Sometimes a girl just can't find a usable blog image in the public domain, dammit. So henceforth, whenever I come up with zero, you'll be treated to Southpark me. Call it branding.
No image could hope to snap the randomness of this post anyway. Which begins with an ode to the LA Times. Stacks of the daily Times sprout in odd corners of my house, because I am so loathe to let them be recycled without first flipping through them. Which means that often I read my news several days, maybe a week late. But the diligence has yielded two happy items I'm pleased to share with you today. The 3rd and unhappy one is from elsewhere.
Happy item #1: LA Times writes story about Poketo (those awesome purveyors of everyday art -- and our Hyphen friend).
Happy item #2: LA Times writes story about Mr. Takemoto, prop master extraordinaire for East West Players. Need the perfect thing? Apparently they've got the perfect gramps to find it -- or make it -- on the cheap.
What tickles me so much about these stories? They strike me as stories we'd write right here at Hyphen, what with our undying love for Asian Americans who make cool things and make cool things happen -- but they're in the Art & Books and Business sections of the LA Times.
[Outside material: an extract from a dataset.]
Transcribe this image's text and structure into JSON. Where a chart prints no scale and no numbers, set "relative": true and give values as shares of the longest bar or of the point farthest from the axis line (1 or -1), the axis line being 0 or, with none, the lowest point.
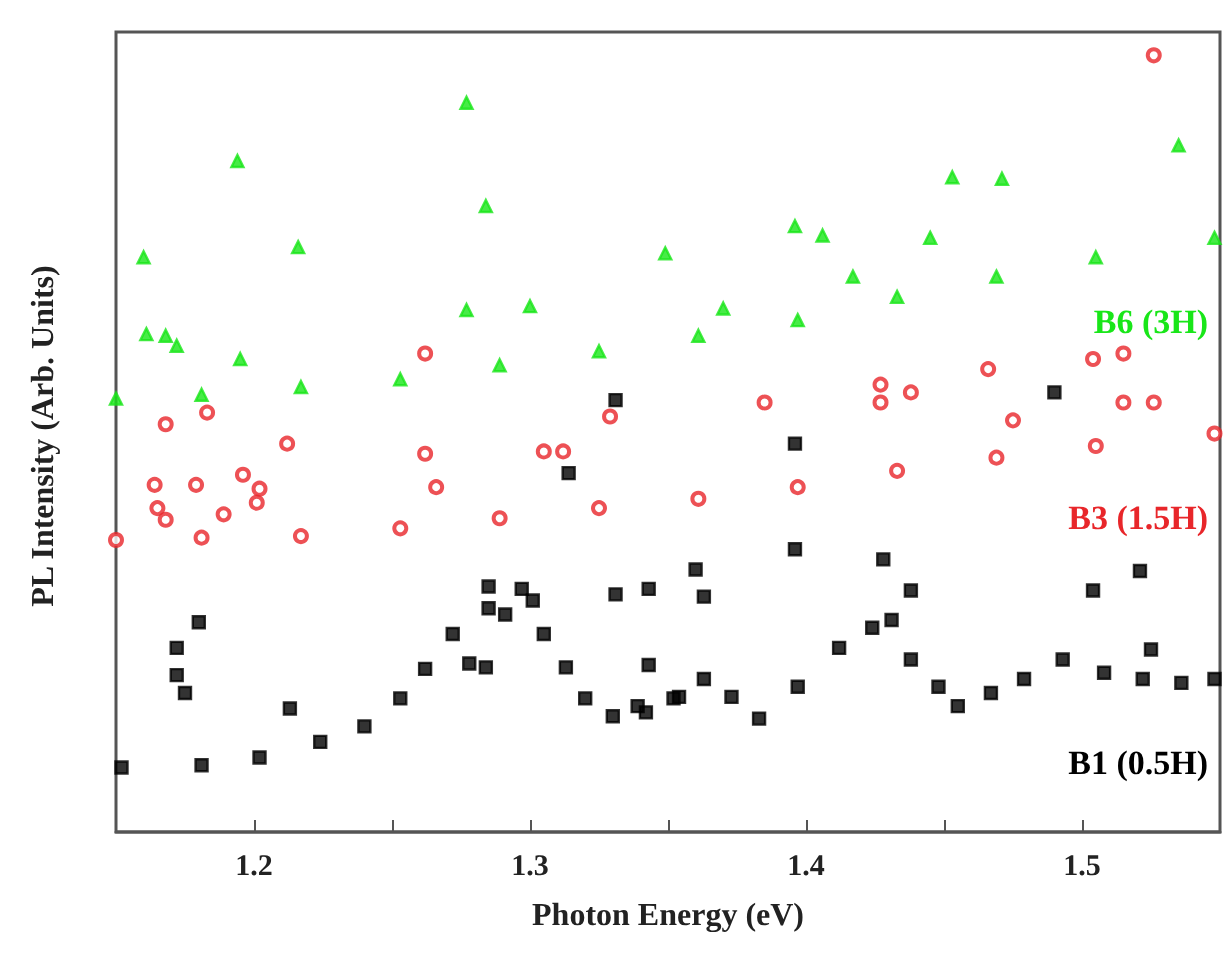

And finally, Unhappy item: KPCC newsbite on a Vietnamese pharmacy student who (allegedly) killed his mother. Thing is, it wasn't any news service that broke this item to me. It was my mother. Who called me around Christmas in 2008 to tell me about a woman in her circle of Orange County friends who'd just been murdered.
The version I heard from my mom is more detailed, but also at odds with the KPCC version in a very important model-minority way. The Vietnamese grapevine tells it like this:
Son Nguyen's mom wanted him to be an MD. Like his older brother. In fact, she wanted neither of her sons to be anything else. But try as he might, Son could not get admitted to a medical school. He offered his mother pharmacy instead: would that be an acceptable, if very distant, second? He'd managed to gain acceptance into a pharmacy program -- but not in the US. My recall is fuzzy on the school's location, but somewhere in the Caribbean, I believe.
He enrolls, he attends classes, he flails. He hates it. He calls his mom (father is long departed or otherwise not part of the picture), asking to be allowed to drop out and do something else. She says no, but in her very sincere wish to help him succeed, packs up her things and joins him at school. There, for the next term or so, she cooks and cleans and shops for him. Does his laundry and anything else she can take off his plate so that he can study.
It is that important that he, at least, become a pharmacist. But time goes by and he hits a wall again. They argue but finally she yields and accepts that he will abandon this pursuit. They pack up and come home.
This is shortly before Christmas 2008. It is the holiday season and the extended family gathers 'round. Questions fly -- some innocent, some snide. How are your studies? Oh, too hard for you? Mom gets to field her share of inquiries, and so-called sympathies.
She buckles under the scrutiny, the weight of the comparisons. The night of the 20th, she demands he return to school. Re-enroll in pharmacy. Failure is unacceptable.
The rest of the story as I heard it is the same as reported on KPCC: Son strangles mother with his bare hands. Flees into night. Turns himself in at the police station with confession next morning.
So the meaningful difference? According to KPCC, "Son allegedly argued with his mother and became angry she didn't support his desire to become a pharmacist, wanting him to become a physician." That there sounds like Son Nguyen is the Vietnamese Norman Bates, crazed son of a crazy mother.
But if the Vietnamese grapevine knows more, then this isn't a horror flick; it's a cautionary tale. It may have been Son's hands around his mother's neck that night -- but it was the whole child-comparing, MD-fetishizing, model minority-hungry community that squeezed.